I’m sorry that you didn’t feel emotionally supported by your parents. That’s really sad. You sound really strong.
Thank you, that means a lot. Just had to get on with it, really.

Hi OP, I am glad that you were able to live with your parents who provided cc and a safe home. Cannot be over estimated and makes a huge difference

TheFormidableMrsC · 31/01/2026 20:48

I have a colleague in a similar situation, certainly age wise. I’m in awe of her to be honest. She’s done an amazing job with little help and has a lot to be proud of. So you should be too. It’s not ideal, is it?

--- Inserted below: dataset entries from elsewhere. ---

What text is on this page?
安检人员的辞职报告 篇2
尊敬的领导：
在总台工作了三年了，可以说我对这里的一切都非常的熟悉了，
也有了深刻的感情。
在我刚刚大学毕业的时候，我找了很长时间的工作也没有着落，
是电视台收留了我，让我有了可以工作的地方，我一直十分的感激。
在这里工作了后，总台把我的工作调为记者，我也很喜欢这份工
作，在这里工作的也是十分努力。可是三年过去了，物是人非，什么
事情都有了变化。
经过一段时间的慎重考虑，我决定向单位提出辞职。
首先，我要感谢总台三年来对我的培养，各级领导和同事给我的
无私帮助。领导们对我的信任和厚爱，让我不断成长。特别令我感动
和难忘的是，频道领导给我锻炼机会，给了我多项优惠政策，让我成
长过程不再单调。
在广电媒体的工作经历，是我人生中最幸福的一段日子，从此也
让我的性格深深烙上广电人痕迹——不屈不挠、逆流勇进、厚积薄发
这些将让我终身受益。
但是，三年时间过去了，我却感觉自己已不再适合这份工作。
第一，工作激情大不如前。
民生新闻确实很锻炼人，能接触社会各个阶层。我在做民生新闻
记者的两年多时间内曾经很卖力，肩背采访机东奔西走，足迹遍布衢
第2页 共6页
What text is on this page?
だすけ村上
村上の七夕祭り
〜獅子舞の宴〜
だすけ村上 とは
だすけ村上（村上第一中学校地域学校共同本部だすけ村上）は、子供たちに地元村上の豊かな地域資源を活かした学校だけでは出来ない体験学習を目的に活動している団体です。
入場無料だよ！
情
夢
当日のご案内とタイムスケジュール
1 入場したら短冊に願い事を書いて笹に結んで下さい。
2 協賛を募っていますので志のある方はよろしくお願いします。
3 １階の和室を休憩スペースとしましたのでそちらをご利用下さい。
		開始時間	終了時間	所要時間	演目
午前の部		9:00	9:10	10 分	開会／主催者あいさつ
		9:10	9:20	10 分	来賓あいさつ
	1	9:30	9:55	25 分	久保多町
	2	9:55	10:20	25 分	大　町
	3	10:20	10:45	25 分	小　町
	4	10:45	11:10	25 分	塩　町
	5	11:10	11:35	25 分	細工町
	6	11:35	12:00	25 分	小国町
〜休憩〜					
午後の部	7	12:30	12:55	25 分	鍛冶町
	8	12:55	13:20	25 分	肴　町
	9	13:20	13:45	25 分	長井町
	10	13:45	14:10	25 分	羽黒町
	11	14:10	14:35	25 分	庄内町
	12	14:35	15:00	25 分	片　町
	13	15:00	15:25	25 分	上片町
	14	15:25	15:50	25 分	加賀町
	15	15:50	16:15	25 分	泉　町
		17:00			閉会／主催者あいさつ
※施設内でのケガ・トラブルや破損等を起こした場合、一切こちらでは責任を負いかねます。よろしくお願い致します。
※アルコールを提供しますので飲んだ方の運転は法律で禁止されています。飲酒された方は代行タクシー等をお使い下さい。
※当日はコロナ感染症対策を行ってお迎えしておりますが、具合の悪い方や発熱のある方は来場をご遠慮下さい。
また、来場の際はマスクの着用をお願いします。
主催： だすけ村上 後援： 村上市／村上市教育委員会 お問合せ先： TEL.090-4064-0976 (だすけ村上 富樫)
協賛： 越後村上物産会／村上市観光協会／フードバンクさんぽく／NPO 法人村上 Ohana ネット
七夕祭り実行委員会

Nobody should be getting pregnant when they’re a young child and 13 is way too young but you’ve got through and raised what I imagine is a bloody bugger who doesn’t stop eating, drinking and wanting 😆.

WonkyMirror · 31/01/2026 20:54

No questions from me, just a comment. My mum was 17 when she got married, 18 when she had her first child, so older than you but still very young. I was 34 when I had my first. So from an older mum to a younger mum, I bet you’re a great mum and your son will see what your life has been like and will respect you so much because if it. I bloody adore my mum and if I’m half the mother she is I’d consider my children very lucky. I hate this whole young vs old thing and definitely don’t take part in it. Good luck with whatever your next stage is, you’ve worked hard, now reap the rewards you get from having an adult child. Mine are young adults now and an absolute joy.

1AngelicFruitCake · 02/02/2026 18:48

How did you find school staff treated you?

What were your priorities for your DS when he was growing up?